When compared to the same month last year, however, the production of goods by significant industries only slightly increased in August, by 0.6%. It happened at a time when many industrial facilities were shut down and others had scaled back their operations as a result of the government’s efforts to calm the overheated economy.
The Pakistan Bureau of Statistics (PBS) revealed on Wednesday that the LSMI (Large-Scale Manufacturing Index) climbed by 3.9% when compared to July 2022 and by 0.6% when compared to August 2021.
However, the LSM output decreased by 0.4% from year to year in the first two months (July to August) of the current fiscal year.
For August 2022, the Quantum Index of Manufacturing (QIM) was calculated to be 114.8. It was 112.6 from July to August 2022, according to the PBS.
Production of clothing increased by 5.3% in the JulyAugust 2022 period, while output of iron and steel increased by 0.5%. On the other hand, production of petroleum products fell by 1.2%, that of cement by 2%, and that of fertilizers by 0.2%.
Large-scale manufacturing (LSM) output increased by 0.6% year over year in August, experts said, which was in line with expectations.
The market had expected the LSM sector to either break even, contract a little, or increase a little in August. Tahir Abbas, head of research at Arif Habib Limited stated that?the 0.6% gain was not significant.
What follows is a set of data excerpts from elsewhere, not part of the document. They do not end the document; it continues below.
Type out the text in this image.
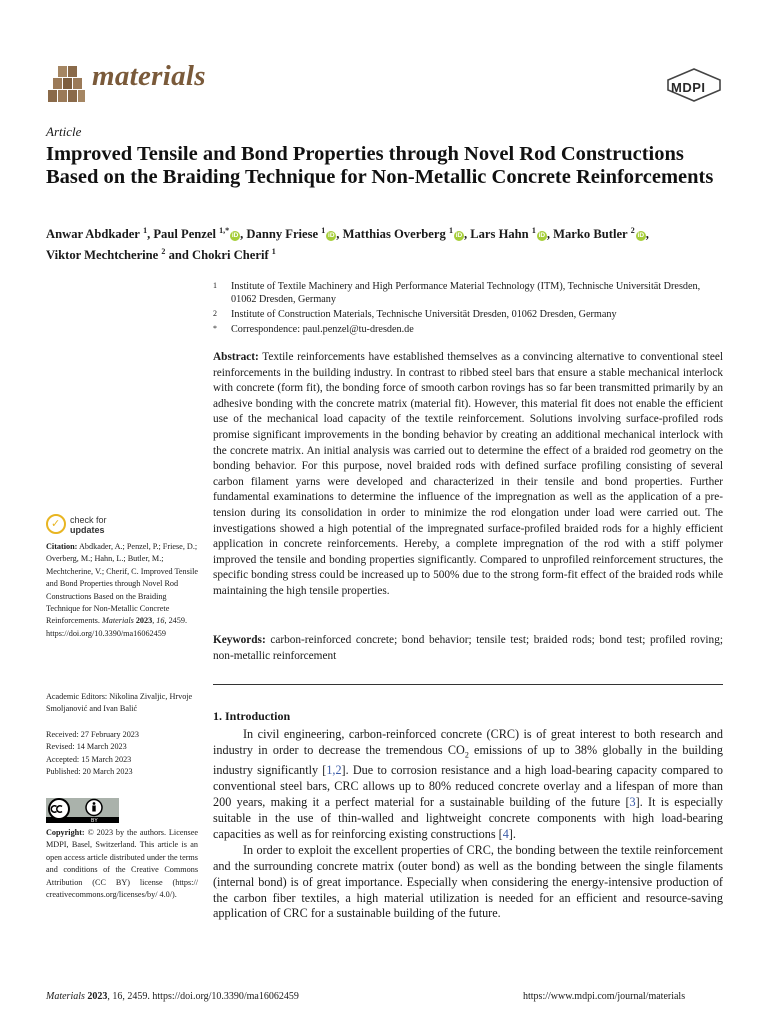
materials	MDPI
Article
Improved Tensile and Bond Properties through Novel Rod Constructions Based on the Braiding Technique for Non-Metallic Concrete Reinforcements
Anwar Abdkader $^1$, Paul Penzel $^{1,*}$iD , Danny Friese $^1$iD , Matthias Overberg $^1$iD , Lars Hahn $^1$iD , Marko Butler $^2$iD ,
Viktor Mechtcherine $^2$ and Chokri Cherif $^1$
1 Institute of Textile Machinery and High Performance Material Technology (ITM), Technische Universität Dresden, 01062 Dresden, Germany
2 Institute of Construction Materials, Technische Universität Dresden, 01062 Dresden, Germany
* Correspondence: paul.penzel@tu-dresden.de
Abstract: Textile reinforcements have established themselves as a convincing alternative to conventional steel reinforcements in the building industry. In contrast to ribbed steel bars that ensure a stable mechanical interlock with concrete (form fit), the bonding force of smooth carbon rovings has so far been transmitted primarily by an adhesive bonding with the concrete matrix (material fit). However, this material fit does not enable the efficient use of the mechanical load capacity of the textile reinforcement. Solutions involving surface-profiled rods promise significant improvements in the bonding behavior by creating an additional mechanical interlock with the concrete matrix. An initial analysis was carried out to determine the effect of a braided rod geometry on the bonding behavior. For this purpose, novel braided rods with defined surface profiling consisting of several carbon filament yarns were developed and characterized in their tensile and bond properties. Further fundamental examinations to determine the influence of the impregnation as well as the application of a pre-tension during its consolidation in order to minimize the rod elongation under load were carried out. The investigations showed a high potential of the impregnated surface-profiled braided rods for a highly efficient application in concrete reinforcements. Hereby, a complete impregnation of the rod with a stiff polymer improved the tensile and bonding properties significantly. Compared to unprofiled reinforcement structures, the specific bonding stress could be increased up to 500% due to the strong form-fit effect of the braided rods while maintaining the high tensile properties.
Keywords: carbon-reinforced concrete; bond behavior; tensile test; braided rods; bond test; profiled roving; non-metallic reinforcement
1. Introduction

In civil engineering, carbon-reinforced concrete (CRC) is of great interest to both research and industry in order to decrease the tremendous $CO_2$ emissions of up to 38% globally in the building industry significantly [1,2]. Due to corrosion resistance and a high load-bearing capacity compared to conventional steel bars, CRC allows up to 80% reduced concrete overlay and a lifespan of more than 200 years, making it a perfect material for a sustainable building of the future [3]. It is especially suitable in the use of thin-walled and lightweight concrete components with high load-bearing capacities as well as for reinforcing existing constructions [4].

In order to exploit the excellent properties of CRC, the bonding between the textile reinforcement and the surrounding concrete matrix (outer bond) as well as the bonding between the single filaments (internal bond) is of great importance. Especially when considering the energy-intensive production of the carbon fiber textiles, a high material utilization is needed for an efficient and resource-saving application of CRC for a sustainable building of the future.

✓ check for
updates
Citation: Abdkader, A.; Penzel, P.; Friese, D.; Overberg, M.; Hahn, L.; Butler, M.; Mechtcherine, V.; Cherif, C. Improved Tensile and Bond Properties through Novel Rod Constructions Based on the Braiding Technique for Non-Metallic Concrete Reinforcements. Materials 2023, 16, 2459. https://doi.org/10.3390/ma16062459
Academic Editors: Nikolina Zivaljic, Hrvoje Smoljanović and Ivan Balić
Received: 27 February 2023
Revised: 14 March 2023
Accepted: 15 March 2023
Published: 20 March 2023
BY
Copyright: © 2023 by the authors. Licensee MDPI, Basel, Switzerland. This article is an open access article distributed under the terms and conditions of the Creative Commons Attribution (CC BY) license (https:// creativecommons.org/licenses/by/ 4.0/).
Materials 2023, 16, 2459. https://doi.org/10.3390/ma16062459	https://www.mdpi.com/journal/materials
The low base impact led to the nominal growth.
Due to the overall economic slowdown over the course of four months (Sept-Dec), he stated, “LSM output is projected to stay low.” After December 2022, “the sector is predicted to have a major turnaround.”
In in order to avoid a sharp decrease in the State Bank’s foreign exchange reserves, administrative measures have allowed the government to limit the import bill.
Due to significant import payments and repayment of foreign debt, the reserves have decreased by about $9 billion during the last 10 months. They currently fall below $8 billion, which only covers imports for around six weeks.